Claude was one of five children born to Jewish parents in the university city of Heidelberg. His father, a physician specializing in internal medicine, had his practice on the first floor of the apartment building in which the family lived. Claude was an avid swimmer until November 1932, when local Nazi party edicts forbad Jews to use the city pool where he swam.
1933-39: In January 1933, just after Hitler became chancellor of Germany, hoodlums attacked Jewish-owned businesses in Heidelberg. They broke my father's office windows and destroyed his X-ray machine. My family decided then to leave Germany. We relocated to the Netherlands, and then, in 1937, moved to Paris. I worked at a piano factory there until I enlisted in the French army in September 1939. My basic training took place in Orleans.
1940-45: Germany invaded France in May 1940. I was taken prisoner with thousands of other French soldiers and held in a POW camp in Trier, Germany. Over the next few years, I was a slave laborer, working on farms and repairing bombed-out train tracks.
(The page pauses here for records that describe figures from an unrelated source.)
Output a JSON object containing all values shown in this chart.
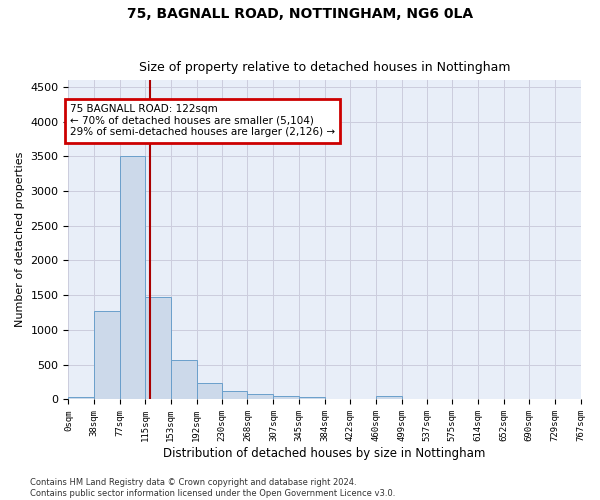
{
  "title": "75, BAGNALL ROAD, NOTTINGHAM, NG6 0LA",
  "subtitle": "Size of property relative to detached houses in Nottingham",
  "xlabel": "Distribution of detached houses by size in Nottingham",
  "ylabel": "Number of detached properties",
  "bar_color": "#ccd9ea",
  "bar_edge_color": "#6a9fcb",
  "grid_color": "#ccccdd",
  "background_color": "#e8eef8",
  "property_value": 122,
  "property_line_color": "#aa0000",
  "annotation_box_color": "#cc0000",
  "annotation_line1": "75 BAGNALL ROAD: 122sqm",
  "annotation_line2": "← 70% of detached houses are smaller (5,104)",
  "annotation_line3": "29% of semi-detached houses are larger (2,126) →",
  "bin_edges": [
    0,
    38,
    77,
    115,
    153,
    192,
    230,
    268,
    307,
    345,
    384,
    422,
    460,
    499,
    537,
    575,
    614,
    652,
    690,
    729,
    767
  ],
  "bar_heights": [
    40,
    1270,
    3500,
    1480,
    575,
    240,
    115,
    85,
    55,
    40,
    0,
    0,
    50,
    0,
    0,
    0,
    0,
    0,
    0,
    0
  ],
  "ylim": [
    0,
    4600
  ],
  "yticks": [
    0,
    500,
    1000,
    1500,
    2000,
    2500,
    3000,
    3500,
    4000,
    4500
  ],
  "footnote": "Contains HM Land Registry data © Crown copyright and database right 2024.\nContains public sector information licensed under the Open Government Licence v3.0.",
  "figsize": [
    6.0,
    5.0
  ],
  "dpi": 100
}
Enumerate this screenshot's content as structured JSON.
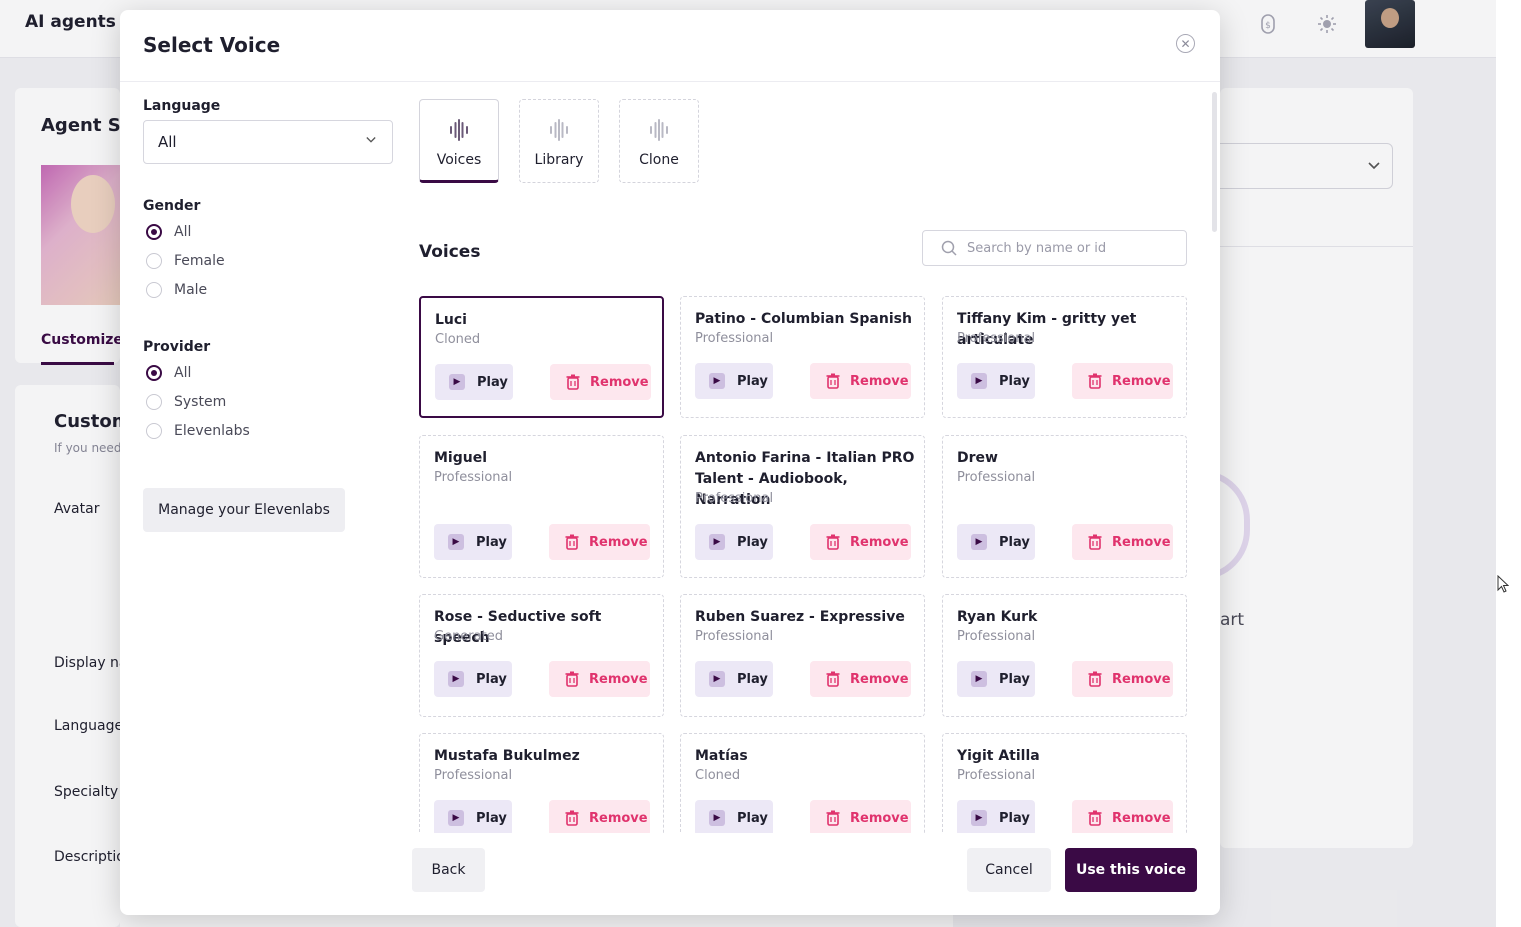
{
  "app": {
    "title": "AI agents",
    "bg_labels": {
      "agent_settings": "Agent Se",
      "customize_tab": "Customize",
      "customize_heading": "Customi",
      "customize_sub": "If you need",
      "avatar": "Avatar",
      "display_name": "Display na",
      "language": "Language",
      "specialty": "Specialty",
      "specialty_required": "*",
      "description": "Descriptio",
      "right_label": "art"
    }
  },
  "modal": {
    "title": "Select Voice",
    "close_icon": "close-icon",
    "filters": {
      "language_label": "Language",
      "language_value": "All",
      "gender_label": "Gender",
      "gender_options": [
        "All",
        "Female",
        "Male"
      ],
      "gender_selected": 0,
      "provider_label": "Provider",
      "provider_options": [
        "All",
        "System",
        "Elevenlabs"
      ],
      "provider_selected": 0,
      "manage_button": "Manage your Elevenlabs"
    },
    "tabs": [
      {
        "label": "Voices",
        "active": true
      },
      {
        "label": "Library",
        "active": false
      },
      {
        "label": "Clone",
        "active": false
      }
    ],
    "section_title": "Voices",
    "search_placeholder": "Search by name or id",
    "play_label": "Play",
    "remove_label": "Remove",
    "voices": [
      {
        "name": "Luci",
        "type": "Cloned",
        "selected": true
      },
      {
        "name": "Patino - Columbian Spanish",
        "type": "Professional"
      },
      {
        "name": "Tiffany Kim - gritty yet articulate",
        "type": "Professional"
      },
      {
        "name": "Miguel",
        "type": "Professional"
      },
      {
        "name": "Antonio Farina - Italian PRO Talent - Audiobook, Narration",
        "type": "Professional"
      },
      {
        "name": "Drew",
        "type": "Professional"
      },
      {
        "name": "Rose - Seductive soft speech",
        "type": "Generated"
      },
      {
        "name": "Ruben Suarez - Expressive",
        "type": "Professional"
      },
      {
        "name": "Ryan Kurk",
        "type": "Professional"
      },
      {
        "name": "Mustafa Bukulmez",
        "type": "Professional"
      },
      {
        "name": "Matías",
        "type": "Cloned"
      },
      {
        "name": "Yigit Atilla",
        "type": "Professional"
      }
    ],
    "footer": {
      "back": "Back",
      "cancel": "Cancel",
      "use": "Use this voice"
    }
  },
  "colors": {
    "accent": "#3a0a45",
    "remove": "#e0336d",
    "play_bg": "#ece8f6",
    "remove_bg": "#fde7ee"
  }
}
In 1943 I escaped to France, but was caught and returned to Trier. I was sentenced to solitary confinement and given little food. Fortunately, Soviet POWs in the barracks above my cell kept me alive by passing me food and cigarettes through the floor boards.
Claude was liberated by Americans in January 1945. After the war, he first returned to Germany to assist Jewish refugees. In 1946 he emigrated to the United States.